En effet, lors de son autorisation en France, la Haute Autorité de santé a tout d'abord recommandé ce vaccin aux moins de 65 ans. "Les données chez les personnes de plus de 65 ans n’étant pas encore assez robustes pour ce vaccin, la HAS recommande de vacciner ces dernières préférentiellement avec un vaccin à ARN messager", écrivait la HAS début février. En cause, l'étude menée par le laboratoire comprenait un trop faible nombre de personnes âgées de plus de 65 ans pour que les données soient représentatives.

Un mois plus tard, la HAS recommandait de l'étendre aux plus de 65 ans au vu des données satisfaisantes venues d'Ecosse, qui a vacciné sa population âgée avec le vaccin AstraZeneca. Depuis, les rares cas de thromboses ont poussé les autorités à suspendre le vaccin avant de ne le recommander qu'aux plus de 55 ans.

Première dose d'AstraZeneca, seconde de Pfizer ?

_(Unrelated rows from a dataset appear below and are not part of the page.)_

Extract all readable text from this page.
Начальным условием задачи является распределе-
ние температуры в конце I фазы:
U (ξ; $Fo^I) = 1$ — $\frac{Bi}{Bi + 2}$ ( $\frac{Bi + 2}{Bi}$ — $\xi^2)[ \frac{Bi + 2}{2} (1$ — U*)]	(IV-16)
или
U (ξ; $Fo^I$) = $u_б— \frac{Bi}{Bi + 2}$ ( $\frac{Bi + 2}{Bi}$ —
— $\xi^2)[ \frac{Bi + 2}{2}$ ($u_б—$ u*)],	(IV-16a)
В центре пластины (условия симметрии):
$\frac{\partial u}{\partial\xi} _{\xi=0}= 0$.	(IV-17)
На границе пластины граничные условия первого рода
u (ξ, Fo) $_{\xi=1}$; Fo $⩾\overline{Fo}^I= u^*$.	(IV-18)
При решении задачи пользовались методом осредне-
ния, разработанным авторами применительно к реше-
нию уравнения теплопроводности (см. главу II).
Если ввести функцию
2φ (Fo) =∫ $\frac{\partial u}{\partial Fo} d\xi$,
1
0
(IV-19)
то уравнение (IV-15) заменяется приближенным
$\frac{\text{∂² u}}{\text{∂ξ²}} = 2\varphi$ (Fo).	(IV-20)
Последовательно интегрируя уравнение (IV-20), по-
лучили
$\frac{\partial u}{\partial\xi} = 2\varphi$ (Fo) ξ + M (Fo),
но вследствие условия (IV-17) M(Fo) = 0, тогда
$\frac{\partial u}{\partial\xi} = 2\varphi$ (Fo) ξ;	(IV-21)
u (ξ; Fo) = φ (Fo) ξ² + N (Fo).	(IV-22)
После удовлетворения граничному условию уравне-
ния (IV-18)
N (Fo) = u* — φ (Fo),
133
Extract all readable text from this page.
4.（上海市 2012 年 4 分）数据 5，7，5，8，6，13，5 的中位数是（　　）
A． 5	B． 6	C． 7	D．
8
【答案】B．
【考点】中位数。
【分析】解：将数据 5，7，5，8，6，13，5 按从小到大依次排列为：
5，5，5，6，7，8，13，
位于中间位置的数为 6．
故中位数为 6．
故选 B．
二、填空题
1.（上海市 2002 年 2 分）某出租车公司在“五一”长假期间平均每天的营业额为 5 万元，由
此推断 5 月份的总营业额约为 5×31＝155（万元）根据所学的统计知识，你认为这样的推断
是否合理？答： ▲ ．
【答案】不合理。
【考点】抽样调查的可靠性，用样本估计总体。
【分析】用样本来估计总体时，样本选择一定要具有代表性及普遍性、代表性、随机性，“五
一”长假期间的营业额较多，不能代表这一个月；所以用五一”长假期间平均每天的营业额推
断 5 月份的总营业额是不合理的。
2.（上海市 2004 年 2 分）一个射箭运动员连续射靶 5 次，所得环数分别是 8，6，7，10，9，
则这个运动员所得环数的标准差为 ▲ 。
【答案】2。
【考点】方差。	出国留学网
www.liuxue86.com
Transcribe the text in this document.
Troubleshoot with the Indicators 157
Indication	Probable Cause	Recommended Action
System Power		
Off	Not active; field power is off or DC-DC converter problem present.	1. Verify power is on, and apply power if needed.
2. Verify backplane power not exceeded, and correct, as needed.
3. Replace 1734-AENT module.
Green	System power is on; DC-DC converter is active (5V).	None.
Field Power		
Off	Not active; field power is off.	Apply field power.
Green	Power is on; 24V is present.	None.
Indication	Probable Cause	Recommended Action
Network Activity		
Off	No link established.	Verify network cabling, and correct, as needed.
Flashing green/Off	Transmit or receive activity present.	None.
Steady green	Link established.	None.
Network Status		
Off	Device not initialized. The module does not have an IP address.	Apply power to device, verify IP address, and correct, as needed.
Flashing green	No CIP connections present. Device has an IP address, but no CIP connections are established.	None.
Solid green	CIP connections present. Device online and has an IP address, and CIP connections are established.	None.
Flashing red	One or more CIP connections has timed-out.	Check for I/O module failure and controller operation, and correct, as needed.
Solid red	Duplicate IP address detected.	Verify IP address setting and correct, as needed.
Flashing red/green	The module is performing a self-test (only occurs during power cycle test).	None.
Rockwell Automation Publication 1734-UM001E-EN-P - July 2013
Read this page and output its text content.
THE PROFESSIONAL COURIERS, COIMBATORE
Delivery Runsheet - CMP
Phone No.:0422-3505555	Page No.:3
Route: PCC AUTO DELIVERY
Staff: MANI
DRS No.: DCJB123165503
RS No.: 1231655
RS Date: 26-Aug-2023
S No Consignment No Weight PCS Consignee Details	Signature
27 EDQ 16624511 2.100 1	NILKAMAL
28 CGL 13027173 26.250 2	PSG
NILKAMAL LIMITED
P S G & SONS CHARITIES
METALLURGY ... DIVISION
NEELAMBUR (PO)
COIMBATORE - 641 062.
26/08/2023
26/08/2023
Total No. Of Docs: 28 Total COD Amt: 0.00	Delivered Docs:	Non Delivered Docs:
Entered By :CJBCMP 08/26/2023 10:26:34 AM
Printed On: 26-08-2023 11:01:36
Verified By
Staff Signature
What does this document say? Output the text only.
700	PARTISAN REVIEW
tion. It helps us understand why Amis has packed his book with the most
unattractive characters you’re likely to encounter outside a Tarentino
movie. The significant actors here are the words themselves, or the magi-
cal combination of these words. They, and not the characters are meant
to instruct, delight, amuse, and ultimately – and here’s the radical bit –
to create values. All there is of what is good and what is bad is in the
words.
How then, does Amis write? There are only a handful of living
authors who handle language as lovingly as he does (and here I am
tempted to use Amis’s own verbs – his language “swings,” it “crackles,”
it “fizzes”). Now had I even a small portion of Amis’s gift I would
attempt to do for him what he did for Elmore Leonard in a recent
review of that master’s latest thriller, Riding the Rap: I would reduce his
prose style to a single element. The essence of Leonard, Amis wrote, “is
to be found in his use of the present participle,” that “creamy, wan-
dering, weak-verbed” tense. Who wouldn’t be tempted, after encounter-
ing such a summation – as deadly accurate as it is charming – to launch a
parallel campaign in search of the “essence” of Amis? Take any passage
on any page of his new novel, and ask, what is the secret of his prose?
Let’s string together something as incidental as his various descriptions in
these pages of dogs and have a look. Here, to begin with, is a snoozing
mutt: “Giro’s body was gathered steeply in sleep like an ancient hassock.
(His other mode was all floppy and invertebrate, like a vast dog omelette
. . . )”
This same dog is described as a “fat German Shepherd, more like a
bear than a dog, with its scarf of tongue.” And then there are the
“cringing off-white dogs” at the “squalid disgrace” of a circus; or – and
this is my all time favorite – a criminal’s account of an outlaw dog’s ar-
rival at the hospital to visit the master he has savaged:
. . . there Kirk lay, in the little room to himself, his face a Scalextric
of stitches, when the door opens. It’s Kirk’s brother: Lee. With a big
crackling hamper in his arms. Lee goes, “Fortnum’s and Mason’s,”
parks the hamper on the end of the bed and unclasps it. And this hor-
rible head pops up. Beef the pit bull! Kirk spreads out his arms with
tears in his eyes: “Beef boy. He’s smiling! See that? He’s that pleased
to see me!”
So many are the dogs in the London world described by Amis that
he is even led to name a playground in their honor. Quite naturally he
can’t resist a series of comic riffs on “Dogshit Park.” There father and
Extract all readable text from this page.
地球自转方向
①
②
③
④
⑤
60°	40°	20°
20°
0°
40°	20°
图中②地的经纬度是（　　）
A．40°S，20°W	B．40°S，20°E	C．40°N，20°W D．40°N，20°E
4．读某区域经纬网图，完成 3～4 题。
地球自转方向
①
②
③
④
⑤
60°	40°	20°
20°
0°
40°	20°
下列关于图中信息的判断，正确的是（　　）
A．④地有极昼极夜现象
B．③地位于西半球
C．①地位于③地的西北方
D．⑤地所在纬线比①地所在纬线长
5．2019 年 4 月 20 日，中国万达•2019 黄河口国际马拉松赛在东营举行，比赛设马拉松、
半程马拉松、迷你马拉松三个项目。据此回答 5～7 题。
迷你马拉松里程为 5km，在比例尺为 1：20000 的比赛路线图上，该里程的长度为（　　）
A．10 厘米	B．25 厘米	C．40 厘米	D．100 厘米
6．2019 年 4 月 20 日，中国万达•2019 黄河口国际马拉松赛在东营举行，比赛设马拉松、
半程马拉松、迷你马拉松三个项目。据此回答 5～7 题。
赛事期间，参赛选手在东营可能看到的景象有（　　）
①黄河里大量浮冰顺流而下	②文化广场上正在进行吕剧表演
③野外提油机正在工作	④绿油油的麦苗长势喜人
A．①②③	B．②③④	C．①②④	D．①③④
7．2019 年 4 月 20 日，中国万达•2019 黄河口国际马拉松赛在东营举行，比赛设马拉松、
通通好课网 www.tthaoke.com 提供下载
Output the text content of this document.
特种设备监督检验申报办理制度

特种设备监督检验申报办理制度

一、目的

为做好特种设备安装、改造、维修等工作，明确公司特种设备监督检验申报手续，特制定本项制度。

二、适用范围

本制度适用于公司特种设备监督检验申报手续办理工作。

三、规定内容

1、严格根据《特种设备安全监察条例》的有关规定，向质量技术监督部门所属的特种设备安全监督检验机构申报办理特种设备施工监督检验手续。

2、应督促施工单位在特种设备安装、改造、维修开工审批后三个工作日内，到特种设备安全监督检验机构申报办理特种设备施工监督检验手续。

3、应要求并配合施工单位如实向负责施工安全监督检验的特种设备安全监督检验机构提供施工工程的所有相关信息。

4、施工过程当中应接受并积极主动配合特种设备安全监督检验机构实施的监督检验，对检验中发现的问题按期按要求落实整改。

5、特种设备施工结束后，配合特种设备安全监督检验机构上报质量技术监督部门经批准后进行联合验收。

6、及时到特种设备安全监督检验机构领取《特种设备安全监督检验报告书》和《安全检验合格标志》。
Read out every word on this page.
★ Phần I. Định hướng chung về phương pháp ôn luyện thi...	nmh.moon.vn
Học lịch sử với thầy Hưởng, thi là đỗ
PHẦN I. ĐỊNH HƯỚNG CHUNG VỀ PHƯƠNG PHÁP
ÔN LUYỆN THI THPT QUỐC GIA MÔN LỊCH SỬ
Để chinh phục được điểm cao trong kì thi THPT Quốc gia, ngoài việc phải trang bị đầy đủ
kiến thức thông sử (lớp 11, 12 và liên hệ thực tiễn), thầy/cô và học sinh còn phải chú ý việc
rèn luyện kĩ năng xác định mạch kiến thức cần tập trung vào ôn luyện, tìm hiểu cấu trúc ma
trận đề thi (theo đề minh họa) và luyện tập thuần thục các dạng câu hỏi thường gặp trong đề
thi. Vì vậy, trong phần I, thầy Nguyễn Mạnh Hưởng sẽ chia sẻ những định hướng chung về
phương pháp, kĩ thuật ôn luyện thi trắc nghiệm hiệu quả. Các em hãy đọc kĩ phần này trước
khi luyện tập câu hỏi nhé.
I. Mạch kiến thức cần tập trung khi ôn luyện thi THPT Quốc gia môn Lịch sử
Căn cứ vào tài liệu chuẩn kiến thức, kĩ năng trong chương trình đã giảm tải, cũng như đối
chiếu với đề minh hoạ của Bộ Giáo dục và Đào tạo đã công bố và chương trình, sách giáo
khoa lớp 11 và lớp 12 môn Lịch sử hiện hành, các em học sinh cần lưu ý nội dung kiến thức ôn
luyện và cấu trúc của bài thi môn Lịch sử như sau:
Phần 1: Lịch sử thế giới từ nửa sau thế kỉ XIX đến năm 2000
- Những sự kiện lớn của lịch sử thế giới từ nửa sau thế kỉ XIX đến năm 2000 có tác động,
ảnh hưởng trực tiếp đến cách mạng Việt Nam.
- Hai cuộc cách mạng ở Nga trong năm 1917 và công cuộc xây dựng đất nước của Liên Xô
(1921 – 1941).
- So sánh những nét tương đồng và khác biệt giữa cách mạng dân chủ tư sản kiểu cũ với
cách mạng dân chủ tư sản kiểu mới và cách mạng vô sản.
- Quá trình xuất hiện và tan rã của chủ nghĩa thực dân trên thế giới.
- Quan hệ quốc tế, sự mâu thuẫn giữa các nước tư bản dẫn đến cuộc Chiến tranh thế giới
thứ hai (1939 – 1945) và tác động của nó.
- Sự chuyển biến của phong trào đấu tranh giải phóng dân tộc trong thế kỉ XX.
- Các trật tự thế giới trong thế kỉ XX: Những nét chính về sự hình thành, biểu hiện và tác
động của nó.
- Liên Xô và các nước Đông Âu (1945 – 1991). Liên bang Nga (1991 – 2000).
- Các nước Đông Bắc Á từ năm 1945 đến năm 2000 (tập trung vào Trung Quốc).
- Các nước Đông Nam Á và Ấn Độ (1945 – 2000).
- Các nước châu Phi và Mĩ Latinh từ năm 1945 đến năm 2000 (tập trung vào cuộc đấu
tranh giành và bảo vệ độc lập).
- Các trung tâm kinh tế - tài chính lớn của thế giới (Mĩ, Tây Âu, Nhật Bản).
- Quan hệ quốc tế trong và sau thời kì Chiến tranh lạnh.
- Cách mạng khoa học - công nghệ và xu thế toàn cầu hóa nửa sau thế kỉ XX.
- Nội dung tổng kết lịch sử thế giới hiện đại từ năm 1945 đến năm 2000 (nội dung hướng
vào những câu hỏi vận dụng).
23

Autre possibilité pour l'avenir du vaccin Astra Zeneca évoquée par Michaël Rochoy : systématiser le "prime-boost hétérologue" de doses à tous les vaccinés avec AstraZeneca. Une méthode qui va être utilisée pour les moins de 55 ans qui ont reçu une première dose de vaccin Astra Zeneca avant son interdiction pour cette tranche d'âge, comme Olivier Véran.

En résumé : une première dose d'AstraZeneca, et une seconde de Moderna ou de Pfizer. "Cela permettrait de rassurer ceux qui refusent AstraZeneca en raison de sa moindre efficacité face aux variants sud-africain et brésiliens. Mais je crains que ceux qui sont opposés à ce vaccin ne soient pas davantage convaincus par cela. La difficulté de cette stratégie, c'est l'absence de données de phase 3 sur ce 'panachage'".

Un vaccin AstraZeneca qui pourrait vivre ses derniers mois en Europe. Le Danemark a déjà annoncé abandonner le vaccin suédo-britannique, tandis que l'UE pourrait ne pas renouveler le contrat avec AstraZeneca, selon Thierry Breton, entre problème de livraisons et méfiance populaire.